Seriously, I’m getting tired of allowing life to get in the way of what I want in life! Here I am, going good and well, tackling my goals, drinking water, earning activity points, and boom! LIFE!! This time, life came in the form of a serious argument with the boyfriend:-( No worries, we’re doing great now. However, I was set back 2 days, and here I am, day 3, trying to get it back together. Sigh. This sucks.
Thursday: Fight began. I attempted to not revert to my old ways…however, there I was, at the local Lebanese take-out (I know, a Lebanese take-out is not something normal, but this is why I love my neighborhood), ordering a salad, dressing on the side, a Lebanese pizza (toasted pita bread with olive oil and mystery spices), and hummus (came with pita bread). Most of you are probably thinking “ummm…that sounds fine to me. What’s the problem?!” The “problem” is I WAS NOT IN CONTROL. My emotions were. I over ate.
Silver Lining: I still earned 4 activity points plus values that night.

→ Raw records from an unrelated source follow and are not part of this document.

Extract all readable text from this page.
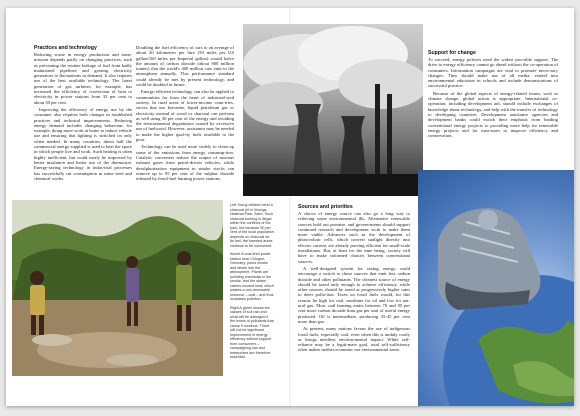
Practices and technology

Reducing waste in energy production and trans-mission depends partly on changing practices, such as preventing the routine leakage of fuel from badly maintained pipelines and gearing electricity generators to fluctuations in demand. It also requires use of the best available technology. The latest generation of gas turbines, for example, has increased the efficiency of conversion of heat to electricity in power stations from 33 per cent to about 50 per cent.

Improving the efficiency of energy use by the consumer also requires both changes in established practices and technical improvements. Reducing energy demand includes changing behaviour, for example, doing more work at home to reduce vehicle use and ensuring that lighting is switched on only when needed. In many countries, about half the commercial energy supplied is used to heat the space in which people live and work. Such heating is often highly inefficient, but could easily be improved by better insulation and better use of the thermostat. Energy-saving technology in indus-trial processes has successfully cut consumption in some steel and chemical works.

Doubling the fuel efficiency of cars to an average of about 20 kilometres per litre (50 miles per US gallon/160 miles per Imperial gallon) would halve the amount of carbon dioxide (about 900 million tonnes) that the world's 400 million cars emit to the atmosphere annually. This performance standard could already be met by present technology, and could be doubled in future.

Energy-efficient technology can also be applied to communities far from the heart of industrial-ized society. In rural areas of lower-income coun-tries, stoves that use kerosene, liquid petroleum gas or electricity instead of wood or charcoal can perform as well using 30 per cent of the energy and avoiding the environmental degradation caused by excessive use of fuelwood. However, assistance may be needed to make the higher qual-ity fuels available to the poor.

Technology can be used more widely to clean up some of the emissions from energy consump-tion. Catalytic converters reduce the output of noxious exhaust gases from petrol-driven vehicles, while desulphurization equipment in smoke stacks can remove up to 95 per cent of the sulphur dioxide released by fossil-fuel burning power stations.

Left Young children tend a charcoal pit in Virunga National Park, Zaire, Such charcoal burning is illegal within the confines of the park, but because 50 per cent of the local population depends on charcoal for its fuel, the forested areas continue to be consumed.

Above A coal-fired power station near Cologne, Germany, pours smoke and steam into the atmosphere. Plants are polluting chemicals in the smoke, and the steam carries unused heat, which wastes a non-renewable resource – coal – and thus increases pollution.

Right A green shows the causes of soil rain and what will be damaged if the levels of pollutants that cause it continue. There will not be significant improvement in energy efficiency without support from consumers – campaigning can and enterprises are therefore essential.

Support for change

To succeed, energy policies need the widest pos-sible support. The drive to energy efficiency cannot go ahead without the co-operation of consumers. Information campaigns are vital to promote neces-sary changes. They should make use of all media, extend into environmental education in schools and include demonstrations of successful practice.

Because of the global aspects of energy-related issues, such as climate change, global action is appropriate. International co-operation, including development aid, should include exchanges of knowledge about technology, and help with the transfer of technology to developing countries. Development assistance agencies and development banks could switch their emphasis from funding conventional energy projects to providing more help for renewable energy projects and for mea-sures to improve efficiency and conservation.

Sources and priorities

A choice of energy source can also go a long way to relieving some environmental ills. Alternative renewable sources hold out promise, and govern-ments should support continued research and development work to make them more viable. Advances such as the development of photovoltaic cells, which convert sunlight directly into electric current, are already proving efficient for small-scale installations. But, at least for the time being, society will have to make informed choices between conventional sources.

A well-designed system for taxing energy could encourage a switch to those sources that emit less carbon dioxide and other pollutants. The cleanest source of energy should be taxed only enough to achieve efficiency, while other sources should be taxed at progressively higher rates to deter pollu-tion. Taxes on fossil fuels would, for this reason, be high for coal, moderate for oil and low for nat-ural gas. Most coal burning emits between 70 and 95 per cent more carbon dioxide than gas per unit of useful energy produced. Oil is intermediate, producing 35-45 per cent more than gas.

At present, many nations favour the use of indigenous fossil fuels, especially coal, even when this is unduly costly or brings needless environ-mental impact. While self-reliance may be a legiti-mate goal, total self-sufficiency often makes neither economic nor environmental sense.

Friday: Boyfriend and I still not talking. We had a brief interaction which pissed me off even more. I went from not eating anything that day to finishing an entire box of Special K popcorn crackers and 5 Weight Watcher mini ice cream cones (they were only 2 points a piece…which ain’t so bad…if you ONLY EAT ONE). I sorta kinda…hell, I gave up on tracking. And, that workout I planned on doing? Forget about it (said in my Brooklyn accent)!
Silver Lining: I went for a walk with one of my girls and got some *good* perspective on relationships and life. Thanks Dawn!

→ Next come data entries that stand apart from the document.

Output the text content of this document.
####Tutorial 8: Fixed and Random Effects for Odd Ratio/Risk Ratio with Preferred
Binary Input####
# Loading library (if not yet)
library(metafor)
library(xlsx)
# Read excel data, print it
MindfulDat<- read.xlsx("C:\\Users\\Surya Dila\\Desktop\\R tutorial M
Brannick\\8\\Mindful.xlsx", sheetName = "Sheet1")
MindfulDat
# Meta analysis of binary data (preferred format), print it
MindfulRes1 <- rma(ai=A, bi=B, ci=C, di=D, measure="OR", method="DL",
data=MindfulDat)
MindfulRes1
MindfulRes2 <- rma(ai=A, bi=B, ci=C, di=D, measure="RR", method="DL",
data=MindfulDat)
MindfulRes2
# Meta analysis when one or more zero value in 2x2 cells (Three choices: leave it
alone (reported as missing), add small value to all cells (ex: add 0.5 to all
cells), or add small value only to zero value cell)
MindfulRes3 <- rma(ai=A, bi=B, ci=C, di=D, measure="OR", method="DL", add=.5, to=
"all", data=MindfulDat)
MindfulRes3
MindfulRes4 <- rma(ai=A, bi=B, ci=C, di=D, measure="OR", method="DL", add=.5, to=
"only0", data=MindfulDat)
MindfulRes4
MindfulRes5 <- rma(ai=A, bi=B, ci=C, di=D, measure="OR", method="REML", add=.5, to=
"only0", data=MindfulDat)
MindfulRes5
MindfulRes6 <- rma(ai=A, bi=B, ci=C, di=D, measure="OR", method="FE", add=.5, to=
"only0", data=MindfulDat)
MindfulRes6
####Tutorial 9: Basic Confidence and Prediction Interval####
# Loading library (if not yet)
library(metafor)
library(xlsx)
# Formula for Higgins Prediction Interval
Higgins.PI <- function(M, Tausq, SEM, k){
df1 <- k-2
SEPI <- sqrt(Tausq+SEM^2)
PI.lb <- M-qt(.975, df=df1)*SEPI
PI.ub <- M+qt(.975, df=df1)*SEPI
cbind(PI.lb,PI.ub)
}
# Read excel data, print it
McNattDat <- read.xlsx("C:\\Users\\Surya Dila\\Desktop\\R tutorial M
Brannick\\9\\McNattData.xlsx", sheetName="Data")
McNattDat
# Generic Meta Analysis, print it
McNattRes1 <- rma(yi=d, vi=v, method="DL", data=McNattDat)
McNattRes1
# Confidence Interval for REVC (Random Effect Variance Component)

Saturday: Back in love. Unfortunately, love makes me fat. I didn’t do too bad until I came home that night and made him dinner – grilled veggie sandwiches with pesto. I probably ate as much bread as Hansel & Gretel dropped on their travels (residual emotional eating).
Silver Lining: Me and my babes are back…like peas and carrots!

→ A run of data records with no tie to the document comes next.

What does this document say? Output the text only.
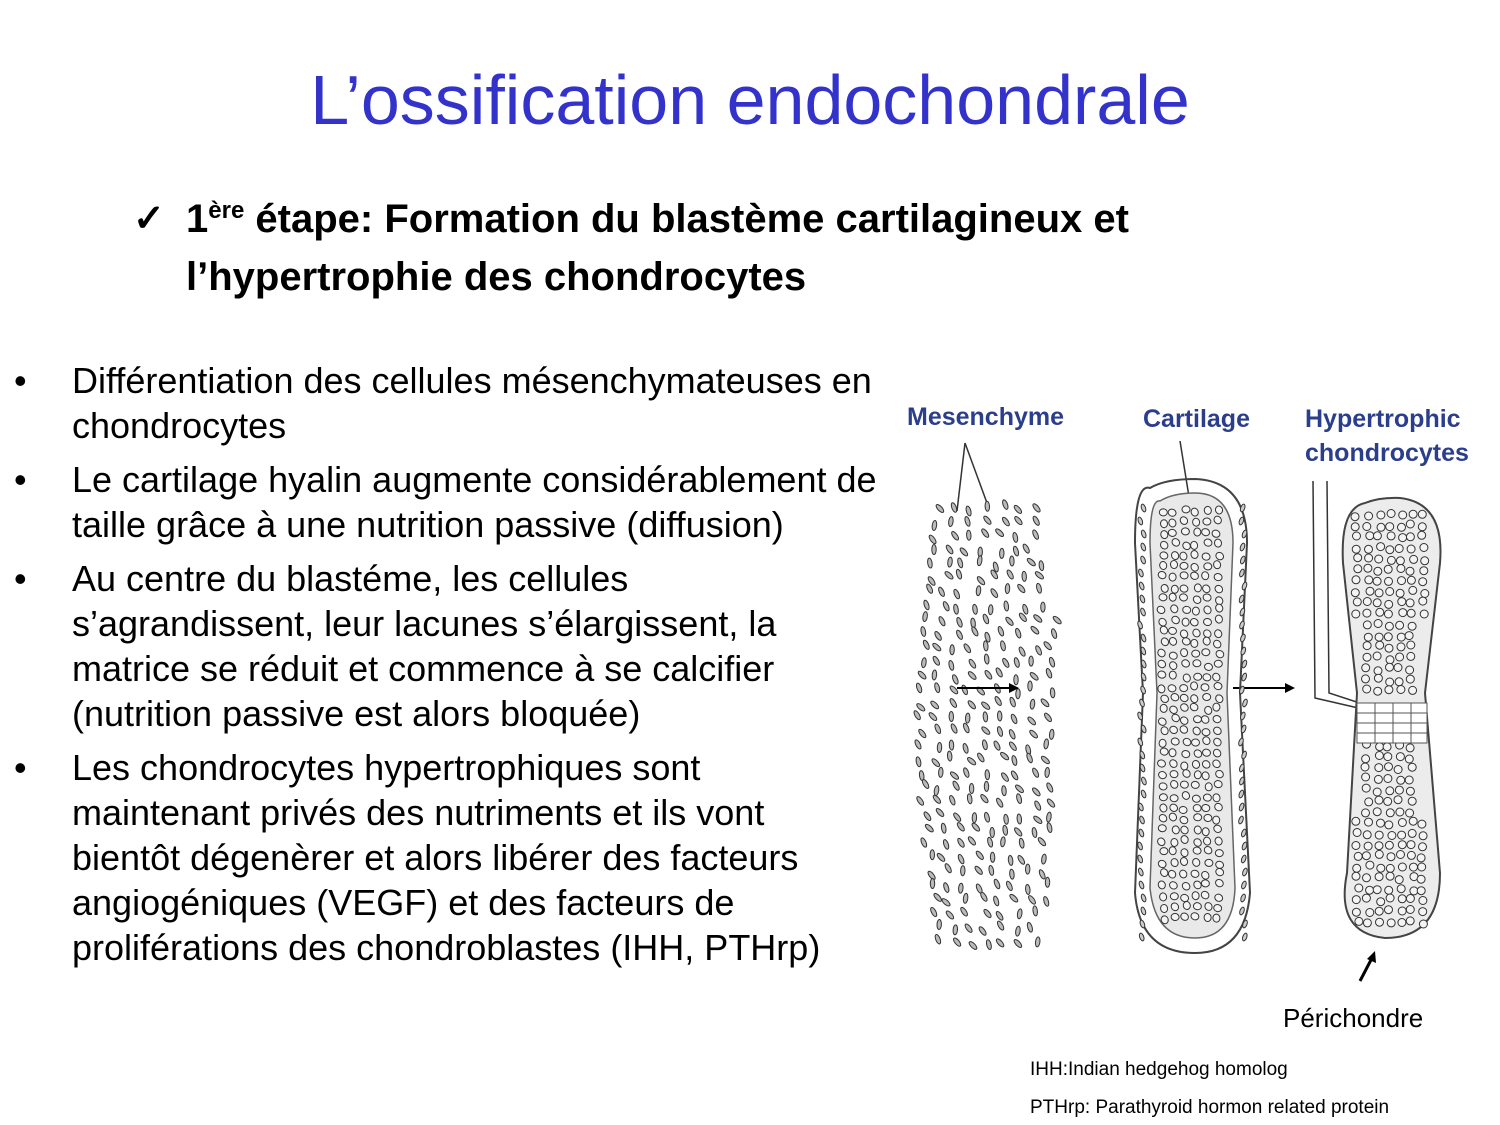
L’ossification endochondrale
✓ 1ère étape: Formation du blastème cartilagineux et
l’hypertrophie des chondrocytes
• Différentiation des cellules mésenchymateuses en chondrocytes
• Le cartilage hyalin augmente considérablement de taille grâce à une nutrition passive (diffusion)
• Au centre du blastéme, les cellules s’agrandissent, leur lacunes s’élargissent, la matrice se réduit et commence à se calcifier (nutrition passive est alors bloquée)
• Les chondrocytes hypertrophiques sont maintenant privés des nutriments et ils vont bientôt dégenèrer et alors libérer des facteurs angiogéniques (VEGF) et des facteurs de proliférations des chondroblastes (IHH, PTHrp)
Mesenchyme	Cartilage Hypertrophic
chondrocytes
Périchondre
IHH:Indian hedgehog homolog
PTHrp: Parathyroid hormon related protein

So, I say all of this to say, I IS BACK ON TRACK! My goals for the week are as follows:
• drink 8 glasses of water/day
• earn 4 activity points plus values/day
• track EVERYTHING I eat & drink
• do 30 push-ups/day
10 goals was way too many last week, and this Saturday, I will be running Tough Mudder (I love having white friends. They introduce me to events that will cost me money, cause me pain, and involve beer). I don’t want to fatigue my muscles (or mind) before the 13 mile obstacle course, so, I’m going to focus on the “basics” this week.
Exciting news: I spoke to my soon-to-be-trainer about my fitness model goals. She’s ready to go when I say go! Start date, September 12th.
I really need to figure out how to make “do not engage in emotional eating” a measurable and trackable goal. Any suggestions??
I promise you guys, there will be success soon!